47
votes

I've got a field in an ElasticSearch field which I do not want to have analyzed, i. e. it should be stored and compared verbatim. The values will contain letters, numbers, whitespace, dashes, slashes and maybe other characters.

If I do not give an analyzer in my mapping for this field, the default still uses a tokenizer which hacks my verbatim string into chunks of words. I don't want that.

Is there a super simple analyzer which, basically, does not analyze? Or is there a different way of denoting that this field shall not be analyzed?

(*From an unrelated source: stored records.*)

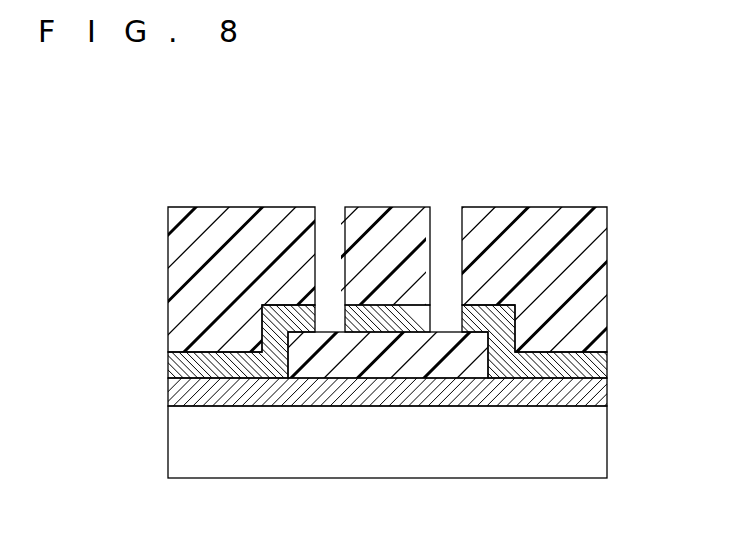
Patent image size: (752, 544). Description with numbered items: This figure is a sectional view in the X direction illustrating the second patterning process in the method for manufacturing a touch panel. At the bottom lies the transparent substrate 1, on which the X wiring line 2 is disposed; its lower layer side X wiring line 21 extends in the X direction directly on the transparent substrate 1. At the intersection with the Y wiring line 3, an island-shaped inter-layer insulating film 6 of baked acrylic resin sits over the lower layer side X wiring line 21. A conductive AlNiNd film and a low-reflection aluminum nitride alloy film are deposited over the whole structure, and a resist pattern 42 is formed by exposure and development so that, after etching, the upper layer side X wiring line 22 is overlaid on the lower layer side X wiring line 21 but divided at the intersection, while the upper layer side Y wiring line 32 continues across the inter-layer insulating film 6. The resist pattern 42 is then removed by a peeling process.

The transparent substrate 1 is at (592, 447).
The X wiring line 2 is at (376, 288).
The lower layer side X wiring line 21 is at (596, 401).
The upper layer side X wiring line 22 is at (497, 318).
The Y wiring line 3 is at (365, 288).
The upper layer side Y wiring line 32 is at (395, 310).
The resist pattern 42 is at (243, 240).
The inter-layer insulating film 6 is at (391, 360).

I only create the index, I don't do anything else. I can use analyzers like "english" for other fields which seems to be built-in names for pre-configured analyzers. Is there a list of other names? Maybe there's one fitting my needs (namely doing nothing with the input).

This is my mapping currently:

{
  "my_type": {
    "properties": {
      "my_field1": { "type": "string", "analyzer": "english" },
      "my_field2": { "type": "string" }
    }
  }
}

my_field1 is language-dependent; this seems to work. my_field2 shall be verbatim. I'd like to give an analyzer there which simply does not do anything.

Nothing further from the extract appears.